Hedge Funds Get a New Shot at Securities Claims

     MANHATTAN (CN) – Cayman Island hedge funds can amend claims that U.S. investors defrauded them of $195 million in a classic “pump and dump” scheme, the 2nd Circuit ruled.



     The Absolute Activist Value Master Fund and eight other hedge funds filed suit in 2009 over its dealings with Hunter World Markets on the behalf of hundreds of investors worldwide and in the United States.
     Hunter, a Securities Exchange Commission-registered Hunter is based in California and has offices in Beverly Hills. Co-owners Todd Ficeto and Florian Homm were also named as defendants.
     The complaint alleges that the defendants induced the hedge funds to buy U.S. penny stocks and that the defendants then artificially inflated the stock prices by repeatedly trading the stocks, often between the Cayman Island funds, generating substantial commissions for themselves and unlocking more stocks.
     Once they “had manipulated the prices of the U.S. penny stocks to the desired levels,” they dumped “the shares they had obtained fraudulently to the funds at inflated prices,” causing a $195.9 million loss to the funds, according to the court’s summary of the complaint.
     U.S. District Judge George Daniels had dismissed with prejudice, however, for lack of subject-matter jurisdiction.
     Daniels had said the hedge funds could not establish a domestic securities transaction as required by the Securities Exchange Act. In 2010, the Supreme Court ruled in Morrison v. National Australia Bank that a plaintiff must prove that “irrevocable liability was incurred or title transferred within the United States” to establish federal jurisdiction.
     In deciding to revive the case, the federal appeals court said the hedge funds “cannot be faulted for their failure to allege facts” to meet post-Morrison doctrine.

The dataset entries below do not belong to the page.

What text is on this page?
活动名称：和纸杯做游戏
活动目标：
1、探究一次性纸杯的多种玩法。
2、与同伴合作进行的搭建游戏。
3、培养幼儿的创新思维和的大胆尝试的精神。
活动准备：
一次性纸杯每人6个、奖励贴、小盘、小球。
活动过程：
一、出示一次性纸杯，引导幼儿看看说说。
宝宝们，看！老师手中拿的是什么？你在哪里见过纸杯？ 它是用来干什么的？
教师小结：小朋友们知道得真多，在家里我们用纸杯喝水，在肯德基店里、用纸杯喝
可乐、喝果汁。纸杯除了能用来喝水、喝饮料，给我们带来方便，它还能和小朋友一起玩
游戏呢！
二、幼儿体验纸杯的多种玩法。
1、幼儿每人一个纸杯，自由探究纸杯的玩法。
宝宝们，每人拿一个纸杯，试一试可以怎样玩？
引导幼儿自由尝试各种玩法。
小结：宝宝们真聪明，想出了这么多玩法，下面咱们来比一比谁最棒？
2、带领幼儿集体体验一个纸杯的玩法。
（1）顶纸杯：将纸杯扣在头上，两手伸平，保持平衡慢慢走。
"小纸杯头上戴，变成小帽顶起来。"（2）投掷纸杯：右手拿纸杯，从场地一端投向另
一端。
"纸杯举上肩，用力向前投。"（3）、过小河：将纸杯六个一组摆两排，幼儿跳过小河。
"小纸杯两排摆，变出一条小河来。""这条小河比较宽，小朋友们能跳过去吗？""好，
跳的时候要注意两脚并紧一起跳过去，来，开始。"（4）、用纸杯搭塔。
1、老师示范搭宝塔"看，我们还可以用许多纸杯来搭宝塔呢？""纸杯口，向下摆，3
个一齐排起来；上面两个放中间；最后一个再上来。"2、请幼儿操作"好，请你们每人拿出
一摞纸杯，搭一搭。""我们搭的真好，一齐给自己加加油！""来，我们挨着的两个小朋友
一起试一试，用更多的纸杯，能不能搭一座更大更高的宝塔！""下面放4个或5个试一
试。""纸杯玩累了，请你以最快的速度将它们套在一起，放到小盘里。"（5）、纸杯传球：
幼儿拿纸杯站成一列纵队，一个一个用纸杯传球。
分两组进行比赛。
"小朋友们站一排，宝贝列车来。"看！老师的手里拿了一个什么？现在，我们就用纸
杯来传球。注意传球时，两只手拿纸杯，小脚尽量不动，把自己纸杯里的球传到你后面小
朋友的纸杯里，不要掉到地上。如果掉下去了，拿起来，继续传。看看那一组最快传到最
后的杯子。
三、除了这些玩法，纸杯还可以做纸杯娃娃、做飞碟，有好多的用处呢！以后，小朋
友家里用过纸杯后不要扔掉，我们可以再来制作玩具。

     “We hold that transactions involving securities that are not traded on a domestic exchange are domestic if irrevocable liability is incurred or title passes within the United States,” Judge Robert Katzmann wrote for the three-judge panel.
     Since the hedge funds allege fraudulent activities in the United States, involving funds were marketed in the United States and U.S. investors injured by the activity, “the plaintiffs should be given leave to amend the complaint so they can assert additional facts to suggest that irrevocable liability was incurred or title passed in the United States and thus that the securities transactions at issue took place in the United States,” according to the 20-page decision.